China just re-shaped the future of the global car market - toomuchtodo
https://threadreaderapp.com/thread/1086274497156546560.html
======
StudentStuff
The future is bleak for car companies. Wealth stratification means the upper
quartile that used to buy Mercedes, BMW, Lexus, Acura & Audis has shrank to
the upper 10%, reducing the pool of buyers that upmarket car makers target.

Meanwhile, the remaining 90% are getting poorer as time goes on, meaning they
won't be buying new cars as often (or at all), and they will spend less.

With that in mind, its no wonder the low end of the eBike market is growing.

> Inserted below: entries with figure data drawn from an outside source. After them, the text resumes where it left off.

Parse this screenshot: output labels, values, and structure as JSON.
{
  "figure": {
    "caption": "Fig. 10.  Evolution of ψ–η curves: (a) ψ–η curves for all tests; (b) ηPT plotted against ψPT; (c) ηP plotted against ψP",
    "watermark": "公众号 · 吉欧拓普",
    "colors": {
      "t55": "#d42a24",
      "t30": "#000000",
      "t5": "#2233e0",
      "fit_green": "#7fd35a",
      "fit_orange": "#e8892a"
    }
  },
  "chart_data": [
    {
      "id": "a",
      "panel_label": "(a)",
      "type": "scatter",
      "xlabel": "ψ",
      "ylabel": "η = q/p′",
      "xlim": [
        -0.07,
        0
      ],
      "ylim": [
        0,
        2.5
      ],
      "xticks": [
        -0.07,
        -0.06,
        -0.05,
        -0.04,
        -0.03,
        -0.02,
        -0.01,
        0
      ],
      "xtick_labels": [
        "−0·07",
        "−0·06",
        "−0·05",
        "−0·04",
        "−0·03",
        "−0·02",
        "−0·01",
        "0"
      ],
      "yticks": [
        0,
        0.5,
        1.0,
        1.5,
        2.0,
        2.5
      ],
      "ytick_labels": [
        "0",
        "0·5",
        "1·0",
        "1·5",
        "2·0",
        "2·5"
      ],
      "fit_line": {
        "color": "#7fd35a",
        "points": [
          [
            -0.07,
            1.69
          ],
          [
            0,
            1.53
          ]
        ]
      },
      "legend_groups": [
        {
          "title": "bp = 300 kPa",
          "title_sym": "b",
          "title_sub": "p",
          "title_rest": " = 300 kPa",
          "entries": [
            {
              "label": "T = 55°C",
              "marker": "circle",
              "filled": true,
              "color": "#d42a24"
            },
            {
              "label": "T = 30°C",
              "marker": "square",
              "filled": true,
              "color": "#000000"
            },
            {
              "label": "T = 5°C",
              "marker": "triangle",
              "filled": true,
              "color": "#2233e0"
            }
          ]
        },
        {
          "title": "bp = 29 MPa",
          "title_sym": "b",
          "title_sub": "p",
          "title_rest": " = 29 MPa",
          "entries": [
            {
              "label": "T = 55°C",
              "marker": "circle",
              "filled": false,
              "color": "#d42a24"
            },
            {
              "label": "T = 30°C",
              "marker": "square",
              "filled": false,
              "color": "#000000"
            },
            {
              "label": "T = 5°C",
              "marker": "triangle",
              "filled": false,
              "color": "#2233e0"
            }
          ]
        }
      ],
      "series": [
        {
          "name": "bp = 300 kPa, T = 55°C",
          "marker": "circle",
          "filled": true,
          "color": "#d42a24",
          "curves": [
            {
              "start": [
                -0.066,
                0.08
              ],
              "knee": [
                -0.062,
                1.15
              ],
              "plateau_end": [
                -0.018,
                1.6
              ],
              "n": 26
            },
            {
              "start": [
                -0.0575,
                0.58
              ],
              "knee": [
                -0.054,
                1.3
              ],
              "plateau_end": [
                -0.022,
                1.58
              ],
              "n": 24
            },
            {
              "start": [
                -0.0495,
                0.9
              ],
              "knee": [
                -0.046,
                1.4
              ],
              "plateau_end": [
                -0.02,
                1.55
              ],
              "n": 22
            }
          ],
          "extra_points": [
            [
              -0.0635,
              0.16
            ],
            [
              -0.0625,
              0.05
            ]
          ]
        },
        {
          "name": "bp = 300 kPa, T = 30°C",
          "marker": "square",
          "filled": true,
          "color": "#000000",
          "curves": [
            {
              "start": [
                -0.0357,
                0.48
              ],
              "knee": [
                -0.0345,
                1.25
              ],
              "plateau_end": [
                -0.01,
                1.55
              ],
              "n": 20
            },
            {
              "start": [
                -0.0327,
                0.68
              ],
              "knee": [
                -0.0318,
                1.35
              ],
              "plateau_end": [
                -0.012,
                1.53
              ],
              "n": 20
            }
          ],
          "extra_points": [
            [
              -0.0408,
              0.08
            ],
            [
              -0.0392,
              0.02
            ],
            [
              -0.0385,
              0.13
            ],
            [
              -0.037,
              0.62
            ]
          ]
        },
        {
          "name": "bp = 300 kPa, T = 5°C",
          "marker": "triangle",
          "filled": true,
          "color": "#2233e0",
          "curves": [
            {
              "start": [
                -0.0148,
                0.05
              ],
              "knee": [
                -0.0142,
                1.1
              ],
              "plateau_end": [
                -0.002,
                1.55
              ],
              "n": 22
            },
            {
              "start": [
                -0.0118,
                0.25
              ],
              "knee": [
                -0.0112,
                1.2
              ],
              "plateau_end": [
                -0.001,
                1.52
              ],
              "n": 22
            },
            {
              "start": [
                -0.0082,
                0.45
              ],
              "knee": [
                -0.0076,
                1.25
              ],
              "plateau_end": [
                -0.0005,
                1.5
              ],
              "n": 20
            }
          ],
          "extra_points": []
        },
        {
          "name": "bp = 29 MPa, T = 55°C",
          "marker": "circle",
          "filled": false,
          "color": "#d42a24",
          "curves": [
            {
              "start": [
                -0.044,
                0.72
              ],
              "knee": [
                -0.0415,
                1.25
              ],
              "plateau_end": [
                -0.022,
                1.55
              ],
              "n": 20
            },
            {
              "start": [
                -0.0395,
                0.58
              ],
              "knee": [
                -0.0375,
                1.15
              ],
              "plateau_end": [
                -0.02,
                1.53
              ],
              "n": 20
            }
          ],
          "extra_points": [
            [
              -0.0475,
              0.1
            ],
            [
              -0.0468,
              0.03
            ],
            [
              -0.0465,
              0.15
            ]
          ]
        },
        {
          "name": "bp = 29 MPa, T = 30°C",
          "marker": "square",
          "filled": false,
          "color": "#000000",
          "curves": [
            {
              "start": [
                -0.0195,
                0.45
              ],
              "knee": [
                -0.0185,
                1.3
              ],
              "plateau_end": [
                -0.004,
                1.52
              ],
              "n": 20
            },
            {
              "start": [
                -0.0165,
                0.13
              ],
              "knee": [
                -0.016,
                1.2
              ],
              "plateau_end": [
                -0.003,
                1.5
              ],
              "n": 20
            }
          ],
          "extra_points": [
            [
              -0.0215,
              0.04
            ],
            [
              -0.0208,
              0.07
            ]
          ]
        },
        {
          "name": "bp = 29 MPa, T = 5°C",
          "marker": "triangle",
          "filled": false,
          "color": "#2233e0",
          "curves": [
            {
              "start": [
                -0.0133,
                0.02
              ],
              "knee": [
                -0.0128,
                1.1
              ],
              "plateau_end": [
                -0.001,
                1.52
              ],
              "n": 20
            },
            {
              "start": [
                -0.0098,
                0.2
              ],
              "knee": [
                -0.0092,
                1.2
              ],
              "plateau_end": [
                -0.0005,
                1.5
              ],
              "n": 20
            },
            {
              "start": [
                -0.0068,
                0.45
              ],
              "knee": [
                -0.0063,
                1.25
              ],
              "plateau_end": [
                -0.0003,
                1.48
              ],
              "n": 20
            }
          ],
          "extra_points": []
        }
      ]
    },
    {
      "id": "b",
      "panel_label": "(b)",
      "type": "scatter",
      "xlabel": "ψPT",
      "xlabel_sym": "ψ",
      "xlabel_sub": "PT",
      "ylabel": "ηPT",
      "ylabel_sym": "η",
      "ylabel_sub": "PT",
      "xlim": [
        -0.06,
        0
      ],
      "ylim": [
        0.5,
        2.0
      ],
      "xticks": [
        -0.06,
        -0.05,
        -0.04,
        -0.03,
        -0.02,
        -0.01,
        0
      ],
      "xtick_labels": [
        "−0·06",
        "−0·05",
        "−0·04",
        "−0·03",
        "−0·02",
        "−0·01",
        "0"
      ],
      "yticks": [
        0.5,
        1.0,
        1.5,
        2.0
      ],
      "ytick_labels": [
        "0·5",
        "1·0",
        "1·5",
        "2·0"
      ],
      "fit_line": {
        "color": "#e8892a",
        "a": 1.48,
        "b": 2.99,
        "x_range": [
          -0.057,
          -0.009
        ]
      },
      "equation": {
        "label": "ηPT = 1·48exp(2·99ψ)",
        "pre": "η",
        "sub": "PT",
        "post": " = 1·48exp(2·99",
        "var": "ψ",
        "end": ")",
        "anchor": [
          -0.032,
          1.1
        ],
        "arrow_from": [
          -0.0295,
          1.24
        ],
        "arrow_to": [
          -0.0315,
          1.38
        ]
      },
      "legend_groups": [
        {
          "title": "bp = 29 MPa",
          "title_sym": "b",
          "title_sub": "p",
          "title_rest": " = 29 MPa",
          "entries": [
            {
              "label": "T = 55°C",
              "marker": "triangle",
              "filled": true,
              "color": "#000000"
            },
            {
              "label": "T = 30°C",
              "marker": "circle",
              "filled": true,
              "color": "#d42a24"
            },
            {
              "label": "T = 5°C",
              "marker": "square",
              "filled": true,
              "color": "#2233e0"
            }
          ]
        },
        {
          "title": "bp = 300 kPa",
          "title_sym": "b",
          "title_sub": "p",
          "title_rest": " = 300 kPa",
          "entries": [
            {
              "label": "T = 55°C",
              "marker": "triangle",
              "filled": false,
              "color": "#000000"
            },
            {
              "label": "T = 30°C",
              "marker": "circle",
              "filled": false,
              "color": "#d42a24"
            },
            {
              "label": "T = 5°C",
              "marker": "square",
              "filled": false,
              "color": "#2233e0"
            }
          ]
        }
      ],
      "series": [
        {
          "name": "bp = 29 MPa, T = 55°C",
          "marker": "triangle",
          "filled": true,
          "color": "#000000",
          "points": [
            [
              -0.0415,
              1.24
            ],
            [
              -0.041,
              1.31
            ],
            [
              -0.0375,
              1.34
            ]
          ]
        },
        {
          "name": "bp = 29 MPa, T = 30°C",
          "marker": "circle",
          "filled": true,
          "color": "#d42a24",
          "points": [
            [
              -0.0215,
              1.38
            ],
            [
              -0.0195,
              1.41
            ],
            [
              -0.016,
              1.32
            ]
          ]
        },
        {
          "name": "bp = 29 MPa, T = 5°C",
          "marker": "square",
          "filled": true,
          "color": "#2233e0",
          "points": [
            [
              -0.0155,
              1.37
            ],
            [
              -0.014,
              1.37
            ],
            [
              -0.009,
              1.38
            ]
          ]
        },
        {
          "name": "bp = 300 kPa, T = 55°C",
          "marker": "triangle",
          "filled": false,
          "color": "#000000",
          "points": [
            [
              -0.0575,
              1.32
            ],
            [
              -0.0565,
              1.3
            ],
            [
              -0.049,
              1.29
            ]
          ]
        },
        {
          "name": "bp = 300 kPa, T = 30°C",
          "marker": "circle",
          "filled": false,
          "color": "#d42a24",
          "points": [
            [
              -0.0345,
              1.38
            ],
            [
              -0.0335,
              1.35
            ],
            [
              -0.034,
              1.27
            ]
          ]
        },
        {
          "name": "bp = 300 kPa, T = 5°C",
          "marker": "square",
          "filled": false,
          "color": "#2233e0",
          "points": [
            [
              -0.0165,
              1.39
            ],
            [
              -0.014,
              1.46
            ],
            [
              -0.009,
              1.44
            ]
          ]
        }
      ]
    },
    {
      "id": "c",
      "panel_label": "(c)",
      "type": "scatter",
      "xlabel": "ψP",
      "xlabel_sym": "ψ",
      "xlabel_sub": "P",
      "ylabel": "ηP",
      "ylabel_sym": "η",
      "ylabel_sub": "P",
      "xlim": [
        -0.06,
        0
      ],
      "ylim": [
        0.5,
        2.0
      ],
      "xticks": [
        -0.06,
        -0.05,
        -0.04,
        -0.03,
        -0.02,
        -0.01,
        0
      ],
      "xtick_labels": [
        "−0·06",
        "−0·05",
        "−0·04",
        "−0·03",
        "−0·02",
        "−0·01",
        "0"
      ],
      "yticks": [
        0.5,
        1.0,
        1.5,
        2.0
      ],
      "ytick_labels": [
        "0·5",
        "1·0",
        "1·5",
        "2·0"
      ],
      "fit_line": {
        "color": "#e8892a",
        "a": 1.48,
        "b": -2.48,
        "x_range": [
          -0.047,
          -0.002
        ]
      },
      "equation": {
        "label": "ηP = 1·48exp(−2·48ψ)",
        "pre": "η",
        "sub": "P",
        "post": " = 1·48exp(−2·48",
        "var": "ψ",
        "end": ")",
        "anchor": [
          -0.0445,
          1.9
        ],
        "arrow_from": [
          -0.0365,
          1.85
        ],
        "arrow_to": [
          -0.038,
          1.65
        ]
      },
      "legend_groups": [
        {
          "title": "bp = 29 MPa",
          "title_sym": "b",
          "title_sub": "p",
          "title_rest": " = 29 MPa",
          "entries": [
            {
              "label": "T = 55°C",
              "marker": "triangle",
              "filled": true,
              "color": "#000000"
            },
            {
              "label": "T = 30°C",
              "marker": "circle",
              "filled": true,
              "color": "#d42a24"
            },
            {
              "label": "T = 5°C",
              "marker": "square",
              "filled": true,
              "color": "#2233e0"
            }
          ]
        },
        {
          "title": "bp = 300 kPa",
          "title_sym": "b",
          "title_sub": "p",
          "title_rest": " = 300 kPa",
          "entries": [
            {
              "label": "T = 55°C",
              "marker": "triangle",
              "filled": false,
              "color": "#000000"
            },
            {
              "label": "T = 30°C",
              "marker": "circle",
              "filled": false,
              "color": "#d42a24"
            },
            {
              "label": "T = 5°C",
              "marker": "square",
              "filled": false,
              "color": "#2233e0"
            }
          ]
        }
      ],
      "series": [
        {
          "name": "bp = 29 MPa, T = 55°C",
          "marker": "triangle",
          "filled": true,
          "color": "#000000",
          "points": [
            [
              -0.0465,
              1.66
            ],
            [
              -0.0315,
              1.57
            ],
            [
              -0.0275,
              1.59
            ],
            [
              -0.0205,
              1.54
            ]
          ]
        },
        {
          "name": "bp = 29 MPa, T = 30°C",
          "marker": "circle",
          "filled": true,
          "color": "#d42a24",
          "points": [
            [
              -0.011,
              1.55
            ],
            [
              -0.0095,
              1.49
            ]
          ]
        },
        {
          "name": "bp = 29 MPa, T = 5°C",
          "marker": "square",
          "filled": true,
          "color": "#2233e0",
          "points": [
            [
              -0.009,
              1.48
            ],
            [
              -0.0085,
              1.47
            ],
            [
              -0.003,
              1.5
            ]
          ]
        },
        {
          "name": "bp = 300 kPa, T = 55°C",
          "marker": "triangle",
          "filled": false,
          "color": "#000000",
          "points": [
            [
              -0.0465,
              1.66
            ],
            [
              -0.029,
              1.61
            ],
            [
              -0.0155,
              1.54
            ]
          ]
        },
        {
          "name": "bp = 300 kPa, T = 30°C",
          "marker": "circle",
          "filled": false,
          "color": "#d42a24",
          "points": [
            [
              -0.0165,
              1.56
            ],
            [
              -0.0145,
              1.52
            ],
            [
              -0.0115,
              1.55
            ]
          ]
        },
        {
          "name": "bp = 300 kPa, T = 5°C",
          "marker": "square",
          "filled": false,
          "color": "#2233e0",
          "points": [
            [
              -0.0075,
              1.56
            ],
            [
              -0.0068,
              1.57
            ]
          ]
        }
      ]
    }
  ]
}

A
52v, 14ah battery (about 8 miles of range without pedaling in hilly Seattle)
is $400, and you can build a fine eBike for about $800, less if you buy a used
frame & motor/controller.

Said $800 eBike will survive much longer than a $750 car, and with fewer
hidden costs (regular maintenance, fuel, tabs, tickets, impound fees, etc). If
your poor in suburbia, your no longer stuck with the choice of a sketchy car
or an unreliable bus (that provides lifeline, hourly service) and you can make
it to your local commuter train/BRT in dedicated lanes in minutes, bypassing
traffic and parking issues at park & rides.